C’est étonnant de trouver une telle librairie à Aubenas." La phrase, souvent entendue par Stéphane Crozier à propos de son magasin spécialisé jeunesse, Le Tiers-Temps, colle parfaitement à la particularité du seul pôle urbain du sud de l’Ardèche. Moins peuplée qu’Annonay, 13 000 Albenassiens contre 17 000 Annonéens, elle affiche pourtant à son compteur six librairies, contre deux pour son équivalente du nord du département. Et ce malgré la fermeture récente du Chapitre que l’ouverture d’une Maison de la presse avec un fort rayon livre généraliste tente toutefois, depuis la mi-décembre, de compenser.
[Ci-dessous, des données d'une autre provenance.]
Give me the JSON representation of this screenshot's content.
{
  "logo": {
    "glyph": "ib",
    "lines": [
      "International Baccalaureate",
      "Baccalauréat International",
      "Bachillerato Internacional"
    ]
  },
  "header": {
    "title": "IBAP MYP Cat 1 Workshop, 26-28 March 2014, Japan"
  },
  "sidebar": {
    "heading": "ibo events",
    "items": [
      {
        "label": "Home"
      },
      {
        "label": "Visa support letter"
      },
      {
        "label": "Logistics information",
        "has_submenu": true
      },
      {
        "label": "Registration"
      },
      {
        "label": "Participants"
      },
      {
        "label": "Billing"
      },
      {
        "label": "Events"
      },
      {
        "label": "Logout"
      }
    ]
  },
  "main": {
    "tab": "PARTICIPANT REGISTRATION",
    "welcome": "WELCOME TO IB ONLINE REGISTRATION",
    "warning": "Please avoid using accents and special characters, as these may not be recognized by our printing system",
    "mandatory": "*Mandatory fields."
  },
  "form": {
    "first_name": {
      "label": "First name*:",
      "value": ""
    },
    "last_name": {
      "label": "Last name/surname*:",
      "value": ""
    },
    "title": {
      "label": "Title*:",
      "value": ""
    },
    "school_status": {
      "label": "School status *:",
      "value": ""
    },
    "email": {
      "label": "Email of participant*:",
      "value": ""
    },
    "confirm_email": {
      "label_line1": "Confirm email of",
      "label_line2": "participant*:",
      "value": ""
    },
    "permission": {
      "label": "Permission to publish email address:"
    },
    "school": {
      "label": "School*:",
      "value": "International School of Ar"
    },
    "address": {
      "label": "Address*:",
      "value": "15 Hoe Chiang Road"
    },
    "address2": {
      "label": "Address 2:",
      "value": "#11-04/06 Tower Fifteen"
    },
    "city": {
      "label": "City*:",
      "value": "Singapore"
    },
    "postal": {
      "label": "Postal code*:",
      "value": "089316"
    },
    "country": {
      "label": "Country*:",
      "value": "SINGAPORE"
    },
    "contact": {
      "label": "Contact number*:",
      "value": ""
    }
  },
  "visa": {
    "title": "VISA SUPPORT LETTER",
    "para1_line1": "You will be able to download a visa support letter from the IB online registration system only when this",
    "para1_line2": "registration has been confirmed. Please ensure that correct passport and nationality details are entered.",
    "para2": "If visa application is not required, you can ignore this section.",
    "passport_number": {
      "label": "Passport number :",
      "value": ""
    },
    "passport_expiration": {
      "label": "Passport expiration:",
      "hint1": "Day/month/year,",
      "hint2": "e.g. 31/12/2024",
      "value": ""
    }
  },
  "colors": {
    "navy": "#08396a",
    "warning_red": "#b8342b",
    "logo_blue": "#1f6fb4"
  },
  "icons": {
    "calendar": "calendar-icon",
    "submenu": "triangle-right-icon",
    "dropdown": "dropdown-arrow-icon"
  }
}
Un public qui dépasse Aubenas.
Pour expliquer cette "anomalie", il faut d’abord se pencher du côté de la mairie où Jean-Pierre Constant (UMP) officie depuis 2001. Aubenas consacre en effet 15 % de son budget global, soit 2 millions d’euros, à la culture et au patrimoine, ce qui en fait "le second budget de la ville", souligne avec fierté Jean-Yves Meyer, premier adjoint chargé de la culture depuis treize ans. Une enveloppe dans laquelle le livre occupe une place prépondérante. Avec son budget annuel de 800 000 euros, la médiathèque Jean-Ferrat, qui a vu le jour en 2007, est en effet le fer de lance de la politique municipale. Véritable pôle culturel de la ville, elle draine, grâce à ses 2 072 m2, à ses 96 000 documents et à sa centaine d’animations annuelles, un public élargi qui dépasse nettement les strictes limites d’Aubenas. Une ambition initiale qui figurait dès le départ dans le cahier des charges de la médiathèque, et dont le fonctionnement, original, reflète cette volonté : elle est financée à 50 % par l’intercommunalité qui reverse un fonds de concours à la ville chaque année.Dotée de 18 agents et cadres qualifiés, dont deux personnes chargées du service animation, la médiathèque se veut "un lieu de conseil, d’animation, de rencontres et de sociabilité ouvert à tous et un opérateur structurant pour tout le territoire", précise Marie-Laure Alliot-Lugaz, qui la dirige depuis dix ans. Pour cela, la directrice s’appuie également sur un tissu associatif riche, qui la sollicite "en permanence et au-delà même de [sa] capacité de réponse", et elle n’hésite pas à organiser dans ses murs des événements qui "cassent les codes pour désacraliser le lieu", comme des défilés de mode ou des concerts.
Contes et BD.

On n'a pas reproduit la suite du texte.